格陵兰冰盖MB对应的冰盖高程变化(h_MB)受到SMB,D,冰盖底部物质平衡(basal mass balance,BMB)和基岩垂直运动(vertical bedrock,VB)(冰期回弹等)等因素影响(对应的高程变化分别为 $h_{S M B}, h_{D}$ ,h_BMB,h_VB)^[14]。其中,除h_D外,均以高程增加为正,高程下降为负,因为D代表溢出冰川崩解造成的高程变化,故排出导致的高程降低为正,流入导致的高程上升为负,符号与其他变量相反。计算公式为:

(1)h_MB=h_SMB-h_D+h_BMB+h_VB。

在研究时段内,BMB相对MB占比很小,VB变化不大,因此可以忽略不计^[22-23],得到简化公式为:

(2)h_MB=h_SMB-h_D,

(3)h_SMB=h_MB+h_D=d_H+▽q,

式中: d_H为某一时段内观测到的冰盖高程变化; ▽q为该时段内封闭体积内由冰通量引起的冰盖高程变化,这里将之定义为冰通量散度,作为标量其正负含义与h_D一致。

SMB是高度变化量与冰雪密度ρ的乘积,计算公式为:

(4)SMB=(d_H+▽q)·ρ 。

由于粒雪密实化作用,冰面不同地点与深度的冰雪密度不同^[24]。若均采用固定密度值,会造成SMB估算的较大误差^[25]。为此,研究选择去除单位面积内以深度表示的FAC,即假定将粒雪层全部压实为冰,再统一使用冰密度ρ_ice=917 kg·m^-3估算SMB,公式为:

(5)SMB=(d_H+▽q-d_FAC)·ρ_ice,

式中d_FAC为FAC变化量。由上式可知,估算冰盖表面质量平衡SMB需要具有同一时段内的冰盖高程变化量d_H、冰通量散度▽q和FAC变化量d_FAC。冰通量散度(ice flux divergence, ▽q)是反映单位时段封闭体积内冰通量(ice flux, q)大小的标量,描述了冰通量的密度,正值表示发散,负值表示吸收。

2.2 基于像元的冰通量散度有限差分估算方法

研究采用基于像元的有限差分方法^[26]估算格陵兰冰盖各像元的冰通量散度。计算时,可将冰通量(矢量)分解为相互垂直的2个方向^[27],并进一步表示为冰通量在2个方向上的梯度和,公式为:

(6)

▽ q = ▽ (q_{x} + q_{y}) = \frac{\partial q_{x}}{\partial x} + \frac{\partial q_{y}}{\partial y} 。

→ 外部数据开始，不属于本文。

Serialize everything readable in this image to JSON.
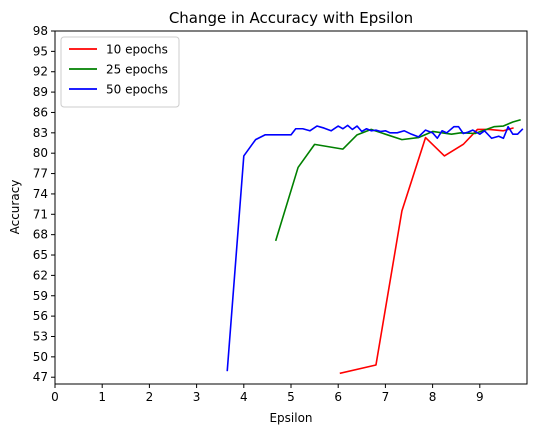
{
  "chart_data": {
    "type": "line",
    "title": "Change in Accuracy with Epsilon",
    "xlabel": "Epsilon",
    "ylabel": "Accuracy",
    "xlim": [
      0,
      10
    ],
    "ylim": [
      46,
      98
    ],
    "xticks": [
      0,
      1,
      2,
      3,
      4,
      5,
      6,
      7,
      8,
      9
    ],
    "yticks": [
      47,
      50,
      53,
      56,
      59,
      62,
      65,
      68,
      71,
      74,
      77,
      80,
      83,
      86,
      89,
      92,
      95,
      98
    ],
    "grid": false,
    "legend_position": "top-left",
    "series": [
      {
        "name": "10 epochs",
        "color": "#ff0000",
        "x": [
          6.05,
          6.8,
          7.35,
          7.85,
          8.25,
          8.65,
          8.95,
          9.2,
          9.5,
          9.7
        ],
        "y": [
          47.6,
          48.8,
          71.5,
          82.3,
          79.6,
          81.3,
          83.5,
          83.5,
          83.3,
          83.7
        ]
      },
      {
        "name": "25 epochs",
        "color": "#008000",
        "x": [
          4.68,
          5.15,
          5.5,
          6.1,
          6.4,
          6.7,
          7.0,
          7.35,
          7.7,
          8.0,
          8.2,
          8.4,
          8.6,
          8.9,
          9.1,
          9.3,
          9.5,
          9.7,
          9.85
        ],
        "y": [
          67.2,
          77.9,
          81.3,
          80.6,
          82.7,
          83.5,
          82.8,
          82.0,
          82.3,
          83.2,
          83.0,
          82.8,
          83.0,
          82.9,
          83.4,
          83.9,
          84.0,
          84.6,
          84.9
        ]
      },
      {
        "name": "50 epochs",
        "color": "#0000ff",
        "x": [
          3.65,
          4.0,
          4.25,
          4.45,
          4.6,
          4.8,
          5.0,
          5.1,
          5.25,
          5.4,
          5.55,
          5.7,
          5.85,
          6.0,
          6.1,
          6.2,
          6.3,
          6.4,
          6.5,
          6.6,
          6.7,
          6.8,
          6.9,
          7.0,
          7.1,
          7.25,
          7.4,
          7.55,
          7.7,
          7.85,
          8.0,
          8.1,
          8.2,
          8.3,
          8.45,
          8.55,
          8.65,
          8.75,
          8.85,
          9.0,
          9.1,
          9.25,
          9.4,
          9.5,
          9.6,
          9.7,
          9.8,
          9.9
        ],
        "y": [
          48.0,
          79.6,
          82.0,
          82.7,
          82.7,
          82.7,
          82.7,
          83.6,
          83.6,
          83.3,
          84.0,
          83.7,
          83.3,
          84.0,
          83.6,
          84.1,
          83.5,
          84.0,
          83.2,
          83.6,
          83.3,
          83.4,
          83.2,
          83.3,
          83.0,
          83.0,
          83.3,
          82.8,
          82.4,
          83.4,
          83.0,
          82.2,
          83.3,
          83.0,
          83.9,
          83.9,
          82.9,
          83.1,
          83.4,
          82.8,
          83.3,
          82.2,
          82.5,
          82.2,
          83.9,
          82.8,
          82.8,
          83.5
        ]
      }
    ]
  }
}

冰通量是一个雪柱内从冰盖底部到表面的各层冰流速在垂直方向上的积分^[28],可表示为该雪柱冰流速的平均值与该处冰厚度的乘积。冰层内冰流速的平均值一般较难获取,可利用冰层内冰流速平均值与冰盖表面流速的经验比值F近似表示。一般来说,冰体蠕变指数取n=3,此时F介于0.8~1之间^[28]。若冰体受内部形变控制且完全没有基底滑动,F=0.8; 若全为基底滑动控制,则F=1。F在格陵兰冰盖不同地区并不相同^[29],在冰川内陆地区冰盖与基岩几乎无相对滑动的区域F较小,而冰川边缘F较大^[30-31]。Meierbachtol等^[32]认为冰盖边缘向内陆50 km内的区域冰下水系发达,基底滑动显著,因此,研究将距离冰盖边缘50 km内的区域F设定为0.9,而内陆其他区域F设定为0.8。冰通量q的计算公式为:

(7)

q = \int_{B}^{S} u (z) d z = \bar{u} H = F u s H,

式中: B为冰川基底; S为冰川表面; u(z)为冰川内部每一层的冰流速; $\bar{u}$ 为从冰川基底到冰川表面的冰层内冰流速平均值; H为冰川基底到冰川表面的冰厚度; u_s为冰盖表面流速。对冰盖表面流速进行矢量分解,u_s=u_s(u,v)。再将x,y方向的冰通量代入式(7),可进一步表示为:

(8)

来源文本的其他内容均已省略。